Apple (iOS) users that bank with Westpac won’t be able to use payWave with their phone until Apple begins manufacturing devices with the same NFC features.

Further, Westpac confirmed it will not follow CommBank and attempt to bridge the NFC divide with a ‘pay tag’ sticker that can be adhered to the back of any type of phone to deliver the same wave-and-go capability.

“We did trial stickers and we were very hopeful that it would work, but the customer experience with the sticker was just not up to our brand standards.

“First of all, our customers did not think the technology was forward looking, and the failure rate was higher than we had hoped. Also the operational complexity added by applying a sticker and keeping it on the phone was high,” he explained.

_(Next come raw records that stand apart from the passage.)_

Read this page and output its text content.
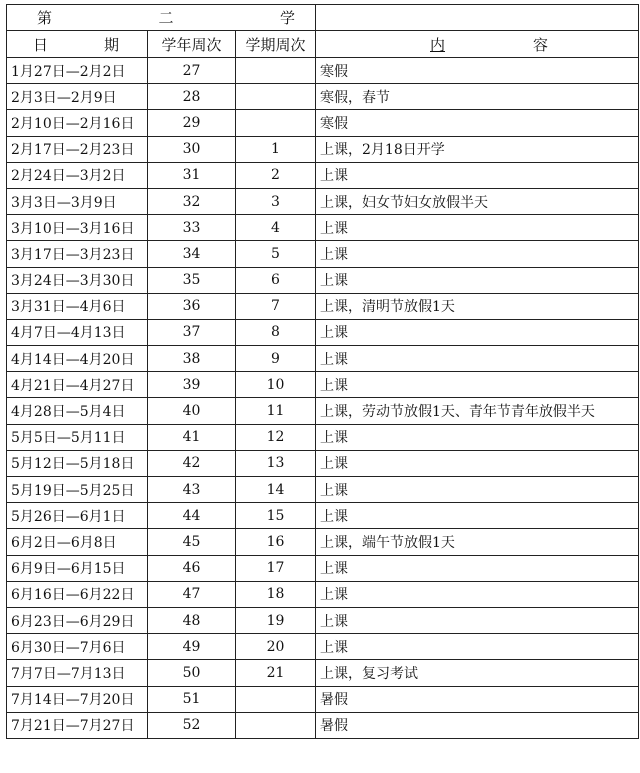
第 二 学			

日 期	学年周次	学期周次	内 容

1月27日—2月2日	27		寒假
2月3日—2月9日	28		寒假，春节
2月10日—2月16日	29		寒假
2月17日—2月23日	30	1	上课，2月18日开学
2月24日—3月2日	31	2	上课
3月3日—3月9日	32	3	上课，妇女节妇女放假半天
3月10日—3月16日	33	4	上课
3月17日—3月23日	34	5	上课
3月24日—3月30日	35	6	上课
3月31日—4月6日	36	7	上课，清明节放假1天
4月7日—4月13日	37	8	上课
4月14日—4月20日	38	9	上课
4月21日—4月27日	39	10	上课
4月28日—5月4日	40	11	上课，劳动节放假1天、青年节青年放假半天
5月5日—5月11日	41	12	上课
5月12日—5月18日	42	13	上课
5月19日—5月25日	43	14	上课
5月26日—6月1日	44	15	上课
6月2日—6月8日	45	16	上课，端午节放假1天
6月9日—6月15日	46	17	上课
6月16日—6月22日	47	18	上课
6月23日—6月29日	48	19	上课
6月30日—7月6日	49	20	上课
7月7日—7月13日	50	21	上课，复习考试
7月14日—7月20日	51		暑假
7月21日—7月27日	52		暑假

The timing of Samsung’s upgrade has been near perfect for Westpac, which is also due to launch its updated mobile banking platform early in the New Year. The public release will be the precursor to the contactless payment roll-out.

“We invested an awful lot of money into a new mobile banking platform, but when we started we didn’t realise that it would enable this.

“While the integrated secure element on the phone has provided us with the opportunity to offer this service, it has been the new mobile banking platform that has really built the bridge between the phone technology and our own systems,” he said.